81. mrguyorama ◴[] No.41873073{6}[source]
I would argue human beings don't need to kill to live right this moment.

But yes, there are a million ways in which the human biology is imperfect.

If our bodies are temples, then whoever made us is probably Nurgle. Nothing else really explains the reproductive organs sharing space with the waste removal ports.

82. fellowniusmonk ◴[] No.41873294{4}[source]
I think you're replying to the wrong person.
83. TeMPOraL ◴[] No.41874527{5}[source]
Right!
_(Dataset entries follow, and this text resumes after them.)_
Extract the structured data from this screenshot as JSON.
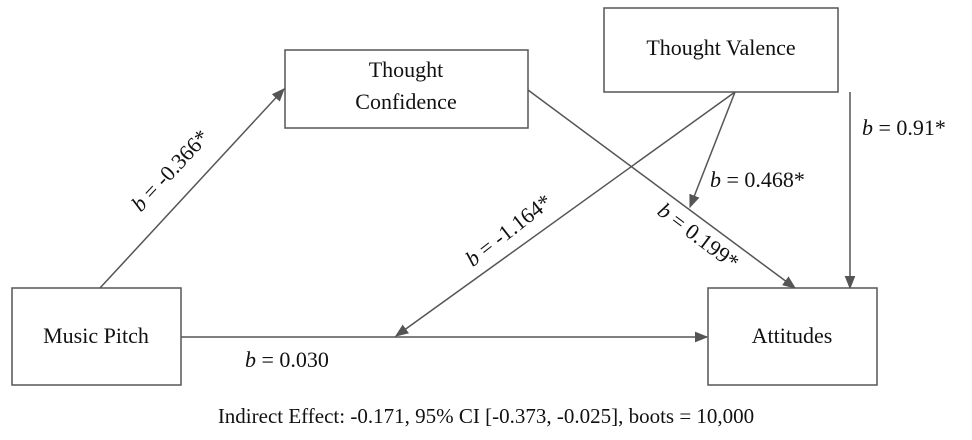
{
  "nodes": [
    {
      "lines": [
        "Music Pitch"
      ]
    },
    {
      "lines": [
        "Thought",
        "Confidence"
      ]
    },
    {
      "lines": [
        "Thought Valence"
      ]
    },
    {
      "lines": [
        "Attitudes"
      ]
    }
  ],
  "edges": [
    {
      "symbol": "b",
      "text": "= -0.366*"
    },
    {
      "symbol": "b",
      "text": "= 0.199*"
    },
    {
      "symbol": "b",
      "text": "= 0.468*"
    },
    {
      "symbol": "b",
      "text": "= -1.164*"
    },
    {
      "symbol": "b",
      "text": "= 0.91*"
    },
    {
      "symbol": "b",
      "text": "= 0.030"
    }
  ],
  "footer": "Indirect Effect: -0.171, 95% CI [-0.373, -0.025], boots = 10,000"
}
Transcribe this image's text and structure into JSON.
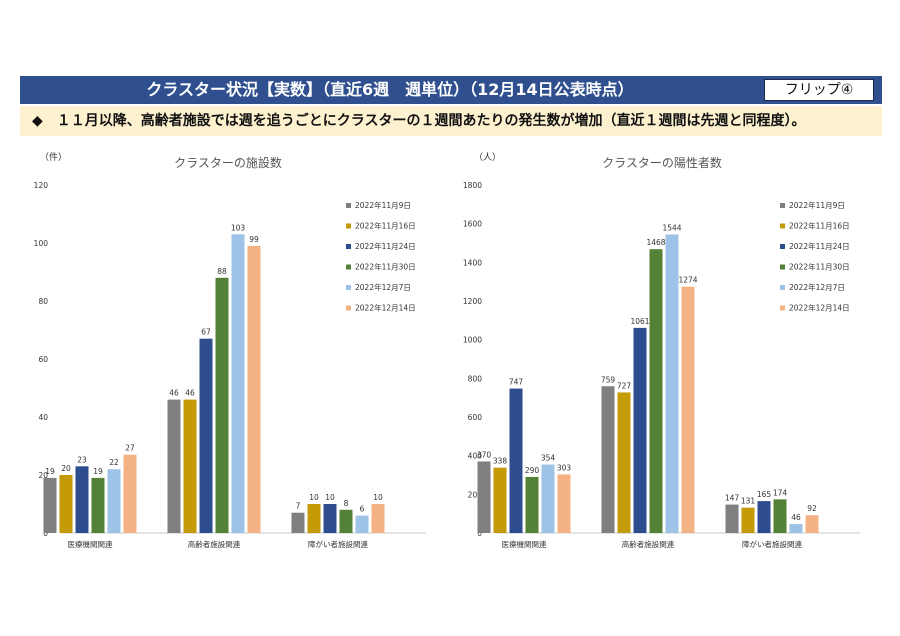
{
  "header": {
    "title": "クラスター状況【実数】（直近6週　週単位）（12月14日公表時点）",
    "flip_label": "フリップ④"
  },
  "subtitle": {
    "bullet": "◆",
    "text": "１１月以降、高齢者施設では週を追うごとにクラスターの１週間あたりの発生数が増加（直近１週間は先週と同程度）。"
  },
  "colors": [
    "#7f7f7f",
    "#c49a06",
    "#2e4d8f",
    "#538135",
    "#9dc3e6",
    "#f4b183"
  ],
  "chart_data": [
    {
      "type": "bar",
      "title": "クラスターの施設数",
      "unit": "（件）",
      "categories": [
        "医療機関関連",
        "高齢者施設関連",
        "障がい者施設関連"
      ],
      "series": [
        {
          "name": "2022年11月9日",
          "values": [
            19,
            46,
            7
          ]
        },
        {
          "name": "2022年11月16日",
          "values": [
            20,
            46,
            10
          ]
        },
        {
          "name": "2022年11月24日",
          "values": [
            23,
            67,
            10
          ]
        },
        {
          "name": "2022年11月30日",
          "values": [
            19,
            88,
            8
          ]
        },
        {
          "name": "2022年12月7日",
          "values": [
            22,
            103,
            6
          ]
        },
        {
          "name": "2022年12月14日",
          "values": [
            27,
            99,
            10
          ]
        }
      ],
      "ylim": [
        0,
        120
      ],
      "yticks": [
        0,
        20,
        40,
        60,
        80,
        100,
        120
      ],
      "legend": "right"
    },
    {
      "type": "bar",
      "title": "クラスターの陽性者数",
      "unit": "（人）",
      "categories": [
        "医療機関関連",
        "高齢者施設関連",
        "障がい者施設関連"
      ],
      "series": [
        {
          "name": "2022年11月9日",
          "values": [
            370,
            759,
            147
          ]
        },
        {
          "name": "2022年11月16日",
          "values": [
            338,
            727,
            131
          ]
        },
        {
          "name": "2022年11月24日",
          "values": [
            747,
            1061,
            165
          ]
        },
        {
          "name": "2022年11月30日",
          "values": [
            290,
            1468,
            174
          ]
        },
        {
          "name": "2022年12月7日",
          "values": [
            354,
            1544,
            46
          ]
        },
        {
          "name": "2022年12月14日",
          "values": [
            303,
            1274,
            92
          ]
        }
      ],
      "ylim": [
        0,
        1800
      ],
      "yticks": [
        0,
        200,
        400,
        600,
        800,
        1000,
        1200,
        1400,
        1600,
        1800
      ],
      "legend": "right"
    }
  ]
}
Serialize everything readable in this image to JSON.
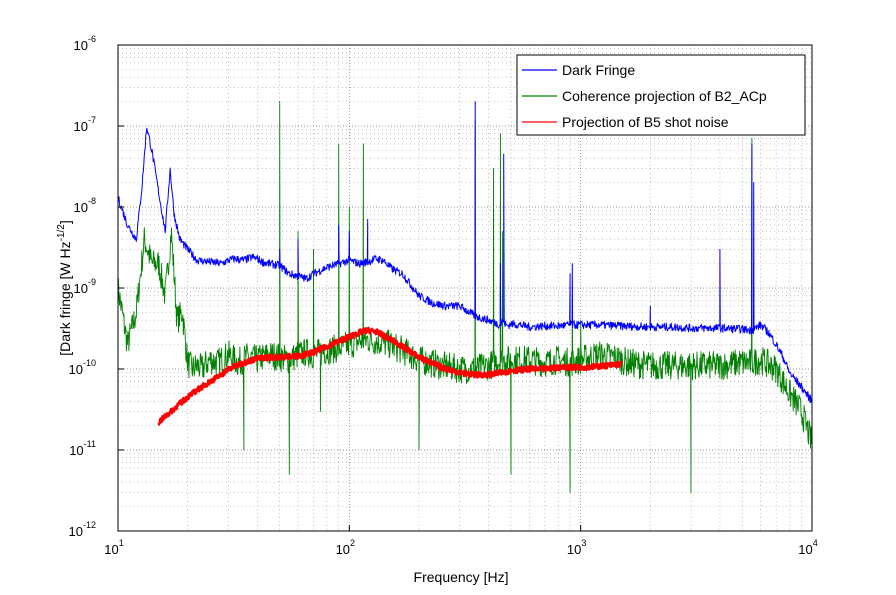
{
  "chart_data": {
    "type": "line",
    "title": "",
    "xlabel": "Frequency [Hz]",
    "ylabel_base": "[Dark fringe [W Hz",
    "ylabel_exp": "-1/2",
    "ylabel_tail": "]",
    "xscale": "log",
    "yscale": "log",
    "xlim": [
      10,
      10000
    ],
    "ylim": [
      1e-12,
      1e-06
    ],
    "grid": true,
    "legend_position": "top-right",
    "x_ticks": [
      {
        "base": "10",
        "exp": "1",
        "value": 10
      },
      {
        "base": "10",
        "exp": "2",
        "value": 100
      },
      {
        "base": "10",
        "exp": "3",
        "value": 1000
      },
      {
        "base": "10",
        "exp": "4",
        "value": 10000
      }
    ],
    "y_ticks": [
      {
        "base": "10",
        "exp": "-12",
        "value": 1e-12
      },
      {
        "base": "10",
        "exp": "-11",
        "value": 1e-11
      },
      {
        "base": "10",
        "exp": "-10",
        "value": 1e-10
      },
      {
        "base": "10",
        "exp": "-9",
        "value": 1e-09
      },
      {
        "base": "10",
        "exp": "-8",
        "value": 1e-08
      },
      {
        "base": "10",
        "exp": "-7",
        "value": 1e-07
      },
      {
        "base": "10",
        "exp": "-6",
        "value": 1e-06
      }
    ],
    "series": [
      {
        "name": "Dark Fringe",
        "color": "#0000ff",
        "x": [
          10,
          11,
          12,
          12.7,
          13.3,
          14,
          15,
          16,
          16.8,
          17.5,
          18.5,
          20,
          22,
          25,
          28,
          30,
          32,
          35,
          38,
          40,
          42,
          45,
          50,
          55,
          60,
          65,
          70,
          80,
          90,
          100,
          110,
          120,
          130,
          140,
          150,
          160,
          170,
          180,
          200,
          230,
          260,
          300,
          350,
          400,
          450,
          460,
          480,
          500,
          550,
          600,
          700,
          800,
          900,
          1000,
          1200,
          1500,
          2000,
          2500,
          3000,
          4000,
          5000,
          5500,
          6000,
          6500,
          7000,
          7500,
          8000,
          9000,
          10000
        ],
        "y": [
          1.3e-08,
          6e-09,
          4e-09,
          1.8e-08,
          1e-07,
          5e-08,
          1.5e-08,
          5e-09,
          3e-08,
          8e-09,
          4e-09,
          3e-09,
          2.2e-09,
          2.1e-09,
          2e-09,
          2.2e-09,
          2.3e-09,
          2.2e-09,
          2.4e-09,
          2.3e-09,
          2.1e-09,
          2e-09,
          1.9e-09,
          1.5e-09,
          1.4e-09,
          1.3e-09,
          1.5e-09,
          1.8e-09,
          2e-09,
          2.2e-09,
          2e-09,
          2.1e-09,
          2.3e-09,
          2.2e-09,
          1.8e-09,
          1.6e-09,
          1.5e-09,
          1.2e-09,
          8e-10,
          6.5e-10,
          6e-10,
          6e-10,
          4.5e-10,
          4e-10,
          3.5e-10,
          4e-10,
          3.4e-10,
          3.6e-10,
          3.5e-10,
          3.3e-10,
          3.4e-10,
          3.4e-10,
          3.5e-10,
          3.5e-10,
          3.5e-10,
          3.4e-10,
          3.3e-10,
          3.3e-10,
          3.2e-10,
          3.2e-10,
          3.1e-10,
          3e-10,
          3.5e-10,
          2.8e-10,
          2e-10,
          1.4e-10,
          9e-11,
          6e-11,
          4e-11
        ],
        "peaks": [
          {
            "x": 50,
            "y": 3e-09
          },
          {
            "x": 60,
            "y": 4e-09
          },
          {
            "x": 90,
            "y": 6e-09
          },
          {
            "x": 100,
            "y": 5e-09
          },
          {
            "x": 120,
            "y": 7e-09
          },
          {
            "x": 350,
            "y": 2e-07
          },
          {
            "x": 450,
            "y": 2e-09
          },
          {
            "x": 465,
            "y": 4.5e-08
          },
          {
            "x": 900,
            "y": 1.5e-09
          },
          {
            "x": 920,
            "y": 2e-09
          },
          {
            "x": 2000,
            "y": 6e-10
          },
          {
            "x": 4000,
            "y": 3e-09
          },
          {
            "x": 5500,
            "y": 6e-08
          },
          {
            "x": 5600,
            "y": 2e-08
          }
        ]
      },
      {
        "name": "Coherence projection of B2_ACp",
        "color": "#008000",
        "x": [
          10,
          11,
          12,
          13,
          14,
          15,
          16,
          17,
          18,
          19,
          20,
          21,
          22,
          23,
          25,
          27,
          30,
          33,
          36,
          40,
          45,
          50,
          55,
          60,
          65,
          70,
          80,
          90,
          100,
          110,
          120,
          130,
          150,
          170,
          200,
          250,
          300,
          350,
          400,
          430,
          450,
          500,
          600,
          700,
          800,
          900,
          1000,
          1200,
          1400,
          1600,
          2000,
          2500,
          3000,
          4000,
          5000,
          5500,
          6000,
          7000,
          8000,
          9000,
          10000
        ],
        "y": [
          1e-09,
          2e-10,
          5e-10,
          4e-09,
          2e-09,
          2e-09,
          8e-10,
          5e-09,
          4e-10,
          5e-10,
          1.2e-10,
          1e-10,
          1.1e-10,
          1e-10,
          1.3e-10,
          1.2e-10,
          1.5e-10,
          1.2e-10,
          1.4e-10,
          1.3e-10,
          1.5e-10,
          1.4e-10,
          1.3e-10,
          1.5e-10,
          1.6e-10,
          1.5e-10,
          1.7e-10,
          1.8e-10,
          2e-10,
          2.2e-10,
          2.3e-10,
          2.2e-10,
          2e-10,
          1.7e-10,
          1.3e-10,
          1.1e-10,
          1e-10,
          1e-10,
          1.1e-10,
          1.2e-10,
          1.3e-10,
          1.3e-10,
          1.3e-10,
          1.2e-10,
          1.3e-10,
          1.2e-10,
          1.3e-10,
          1.5e-10,
          1.4e-10,
          1.2e-10,
          1.1e-10,
          1.1e-10,
          1.1e-10,
          1.1e-10,
          1.2e-10,
          1.2e-10,
          1.3e-10,
          1e-10,
          5e-11,
          3e-11,
          1.2e-11
        ],
        "peaks": [
          {
            "x": 50,
            "y": 2e-07
          },
          {
            "x": 60,
            "y": 5e-09
          },
          {
            "x": 70,
            "y": 3e-09
          },
          {
            "x": 90,
            "y": 6e-08
          },
          {
            "x": 100,
            "y": 1e-08
          },
          {
            "x": 115,
            "y": 6e-08
          },
          {
            "x": 350,
            "y": 1.2e-07
          },
          {
            "x": 420,
            "y": 3e-08
          },
          {
            "x": 450,
            "y": 8e-08
          },
          {
            "x": 460,
            "y": 5e-09
          },
          {
            "x": 920,
            "y": 8e-10
          },
          {
            "x": 1000,
            "y": 4e-10
          },
          {
            "x": 5500,
            "y": 7e-08
          }
        ],
        "dips": [
          {
            "x": 35,
            "y": 1e-11
          },
          {
            "x": 55,
            "y": 5e-12
          },
          {
            "x": 75,
            "y": 3e-11
          },
          {
            "x": 200,
            "y": 1e-11
          },
          {
            "x": 500,
            "y": 5e-12
          },
          {
            "x": 900,
            "y": 3e-12
          },
          {
            "x": 3000,
            "y": 3e-12
          }
        ]
      },
      {
        "name": "Projection of B5 shot noise",
        "color": "#ff0000",
        "x": [
          15,
          16,
          17,
          18,
          20,
          22,
          25,
          28,
          30,
          35,
          40,
          45,
          50,
          60,
          70,
          80,
          90,
          100,
          110,
          120,
          130,
          140,
          160,
          180,
          200,
          250,
          300,
          350,
          400,
          450,
          500,
          600,
          700,
          800,
          900,
          1000,
          1200,
          1500
        ],
        "y": [
          2.2e-11,
          2.6e-11,
          3e-11,
          3.5e-11,
          4.5e-11,
          5.5e-11,
          7e-11,
          8.5e-11,
          1e-10,
          1.2e-10,
          1.35e-10,
          1.4e-10,
          1.4e-10,
          1.45e-10,
          1.6e-10,
          1.9e-10,
          2.2e-10,
          2.5e-10,
          2.8e-10,
          3e-10,
          2.9e-10,
          2.6e-10,
          2.1e-10,
          1.7e-10,
          1.4e-10,
          1.05e-10,
          9e-11,
          8.5e-11,
          8.5e-11,
          9e-11,
          9.5e-11,
          1e-10,
          1e-10,
          1.05e-10,
          1.05e-10,
          1.05e-10,
          1.08e-10,
          1.15e-10
        ]
      }
    ]
  }
}
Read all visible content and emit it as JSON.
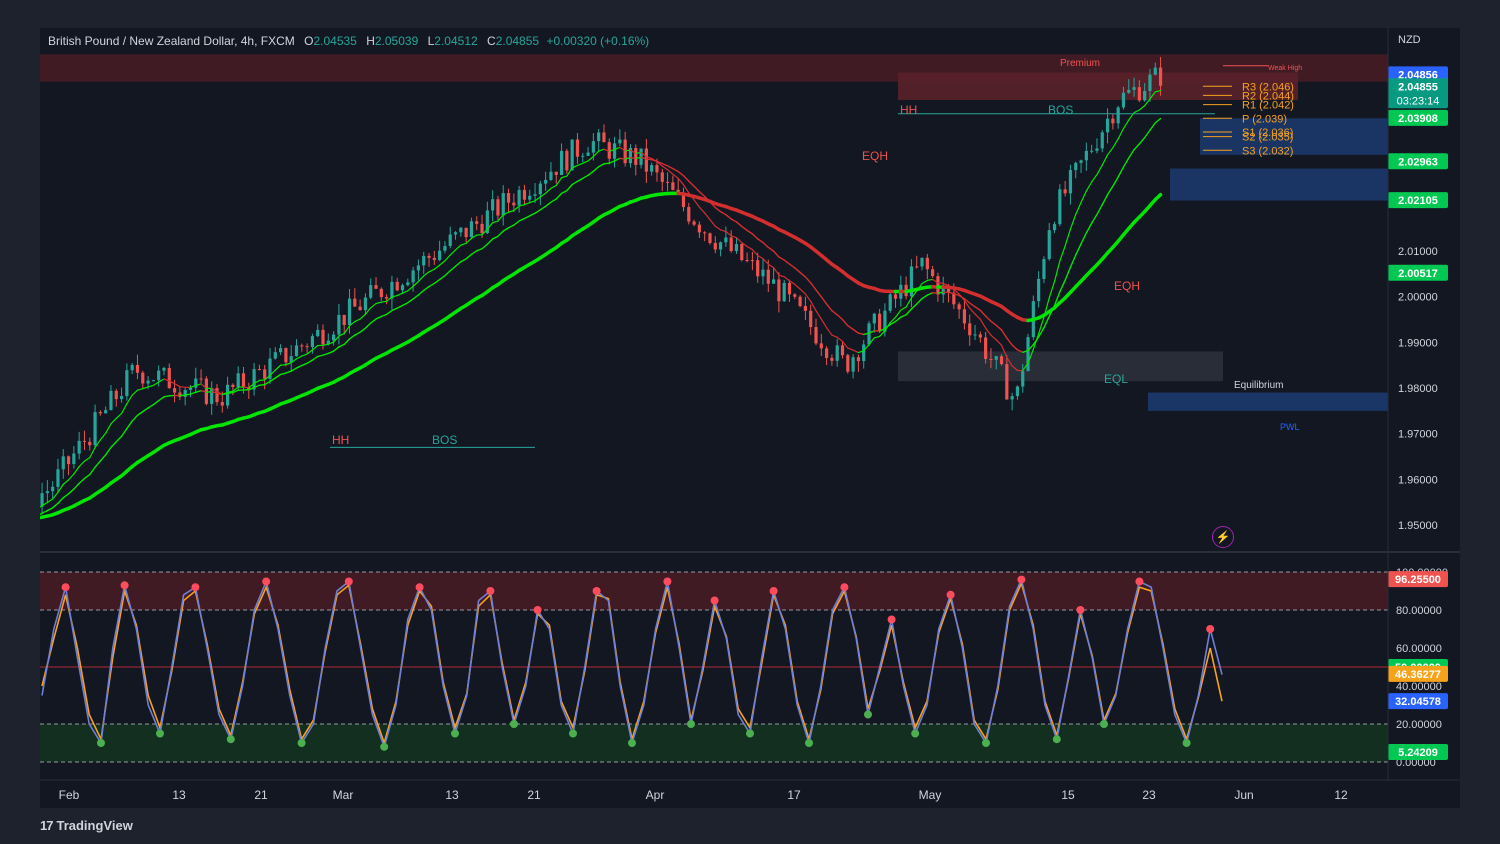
{
  "legend": {
    "symbol": "British Pound / New Zealand Dollar, 4h, FXCM",
    "open_label": "O",
    "open": "2.04535",
    "high_label": "H",
    "high": "2.05039",
    "low_label": "L",
    "low": "2.04512",
    "close_label": "C",
    "close": "2.04855",
    "change": "+0.00320 (+0.16%)"
  },
  "currency": "NZD",
  "brand": {
    "name": "TradingView"
  },
  "colors": {
    "bull": "#26a69a",
    "bear": "#ef5350",
    "ma_green": "#00e600",
    "ma_red": "#d32f2f",
    "premium_zone": "#4a1c24",
    "discount_zone": "#13321f",
    "stoch_k": "#6f7fd8",
    "stoch_d": "#f7a21b"
  },
  "icons": [
    "tradingview-logo-icon",
    "lightning-icon"
  ],
  "chart_data": [
    {
      "type": "candlestick",
      "title": "",
      "x_ticks": [
        "Feb",
        "13",
        "21",
        "Mar",
        "13",
        "21",
        "Apr",
        "17",
        "May",
        "15",
        "23",
        "Jun",
        "12"
      ],
      "ylim": [
        1.945,
        2.057
      ],
      "y_ticks": [
        "2.01000",
        "2.00000",
        "1.99000",
        "1.98000",
        "1.97000",
        "1.96000",
        "1.95000"
      ],
      "price_badges": [
        {
          "text": "2.04856",
          "color": "#2962ff"
        },
        {
          "text": "2.04855",
          "sub": "03:23:14",
          "color": "#089981"
        },
        {
          "text": "2.03908",
          "color": "#00c853"
        },
        {
          "text": "2.02963",
          "color": "#00c853"
        },
        {
          "text": "2.02105",
          "color": "#00c853"
        },
        {
          "text": "2.00517",
          "color": "#00c853"
        }
      ],
      "close_path": [
        {
          "t": 0.1,
          "v": 1.946
        },
        {
          "t": 0.2,
          "v": 1.967
        },
        {
          "t": 0.28,
          "v": 1.948
        },
        {
          "t": 0.35,
          "v": 1.947
        },
        {
          "t": 0.45,
          "v": 1.958
        },
        {
          "t": 0.55,
          "v": 1.984
        },
        {
          "t": 0.65,
          "v": 1.978
        },
        {
          "t": 0.75,
          "v": 1.99
        },
        {
          "t": 0.85,
          "v": 2.003
        },
        {
          "t": 0.95,
          "v": 2.016
        },
        {
          "t": 1.08,
          "v": 2.034
        },
        {
          "t": 1.14,
          "v": 2.03
        },
        {
          "t": 1.22,
          "v": 2.014
        },
        {
          "t": 1.3,
          "v": 2.002
        },
        {
          "t": 1.38,
          "v": 1.985
        },
        {
          "t": 1.47,
          "v": 2.007
        },
        {
          "t": 1.53,
          "v": 1.993
        },
        {
          "t": 1.58,
          "v": 1.977
        },
        {
          "t": 1.62,
          "v": 2.017
        },
        {
          "t": 1.7,
          "v": 2.043
        },
        {
          "t": 1.75,
          "v": 2.0486
        }
      ],
      "pivots": [
        {
          "label": "R3 (2.046)",
          "value": 2.046
        },
        {
          "label": "R2 (2.044)",
          "value": 2.044
        },
        {
          "label": "R1 (2.042)",
          "value": 2.042
        },
        {
          "label": "P (2.039)",
          "value": 2.039
        },
        {
          "label": "S1 (2.036)",
          "value": 2.036
        },
        {
          "label": "S2 (2.035)",
          "value": 2.035
        },
        {
          "label": "S3 (2.032)",
          "value": 2.032
        }
      ],
      "annotations": [
        {
          "text": "Premium",
          "color": "#ef5350"
        },
        {
          "text": "Weak High",
          "color": "#ef5350"
        },
        {
          "text": "HH",
          "color": "#ef5350"
        },
        {
          "text": "BOS",
          "color": "#26a69a"
        },
        {
          "text": "EQH",
          "color": "#ef5350"
        },
        {
          "text": "EQL",
          "color": "#26a69a"
        },
        {
          "text": "Equilibrium",
          "color": "#d1d4dc"
        },
        {
          "text": "PWL",
          "color": "#2962ff"
        },
        {
          "text": "HH",
          "color": "#ef5350"
        },
        {
          "text": "BOS",
          "color": "#26a69a"
        },
        {
          "text": "EQH",
          "color": "#ef5350"
        }
      ]
    },
    {
      "type": "line",
      "title": "",
      "ylim": [
        0,
        100
      ],
      "y_ticks": [
        "100.00000",
        "80.00000",
        "60.00000",
        "40.00000",
        "20.00000",
        "0.00000"
      ],
      "levels": [
        80,
        50,
        20
      ],
      "series": [
        {
          "values": [
            35,
            70,
            92,
            55,
            20,
            10,
            60,
            93,
            70,
            30,
            15,
            50,
            88,
            92,
            60,
            25,
            12,
            40,
            80,
            95,
            70,
            35,
            10,
            20,
            60,
            90,
            95,
            60,
            25,
            8,
            30,
            75,
            92,
            80,
            40,
            15,
            35,
            85,
            90,
            50,
            20,
            40,
            80,
            70,
            30,
            15,
            50,
            90,
            85,
            40,
            10,
            30,
            70,
            95,
            60,
            20,
            50,
            85,
            65,
            25,
            15,
            55,
            90,
            70,
            30,
            10,
            40,
            80,
            92,
            65,
            25,
            50,
            75,
            40,
            15,
            30,
            70,
            88,
            60,
            20,
            10,
            40,
            82,
            96,
            70,
            30,
            12,
            45,
            80,
            55,
            20,
            35,
            70,
            95,
            92,
            60,
            25,
            10,
            35,
            70,
            46
          ]
        },
        {
          "values": [
            40,
            65,
            88,
            60,
            25,
            12,
            55,
            90,
            72,
            35,
            18,
            48,
            85,
            90,
            62,
            28,
            14,
            42,
            78,
            92,
            72,
            38,
            12,
            22,
            58,
            88,
            93,
            62,
            28,
            10,
            32,
            72,
            90,
            82,
            42,
            18,
            36,
            82,
            88,
            52,
            22,
            42,
            78,
            72,
            32,
            18,
            48,
            88,
            86,
            42,
            12,
            32,
            68,
            92,
            62,
            22,
            48,
            82,
            66,
            28,
            18,
            52,
            88,
            72,
            32,
            12,
            38,
            78,
            90,
            66,
            28,
            48,
            72,
            42,
            18,
            32,
            68,
            86,
            62,
            22,
            12,
            38,
            80,
            94,
            72,
            32,
            14,
            44,
            78,
            56,
            22,
            36,
            68,
            92,
            90,
            62,
            28,
            12,
            34,
            60,
            32
          ]
        }
      ],
      "value_badges": [
        {
          "text": "96.25500",
          "color": "#ef5350"
        },
        {
          "text": "50.00000",
          "color": "#00c853"
        },
        {
          "text": "46.36277",
          "color": "#f7a21b"
        },
        {
          "text": "32.04578",
          "color": "#2962ff"
        },
        {
          "text": "5.24209",
          "color": "#00c853"
        }
      ]
    }
  ]
}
Cells larger than that stop working reliably and end up self-selecting themselves out of the future generations.

Now I wonder if internal structure of cells can be attributed to that too - i.e. organelles create zones where processes relying on fast random walk can work, enabling the cell itself to grow bigger.

84. nkrisc ◴[] No.41892238{7}[source]
Intelligent design is a code word for the creation myth of the Abrahamic religions in an attempt to make it seem like it has some basis in science.

Please point to a theory of intelligent design that is verifiable and doesn’t involve magic.

85. fennecbutt ◴[] No.41909242[source]
I mean even real biology like our tailbone, reflexes and organs we no longer actually need are all good indicators.
86. fennecbutt ◴[] No.41909280[source]
I would instead think of the llm training corpus as being equivalent to the physical laws that govern our reality.

LLM training is training an organism to "survive" in an environment consisting of languages/lexicons.

Not getting eaten by a tiger is equivalent to being able to produce a semantically and logically correct sentence.

87. fennecbutt ◴[] No.41909293[source]
Isn't our evolution directed by both the (fixed) laws of physics and by the (random) efforts of all other life forms on this planet?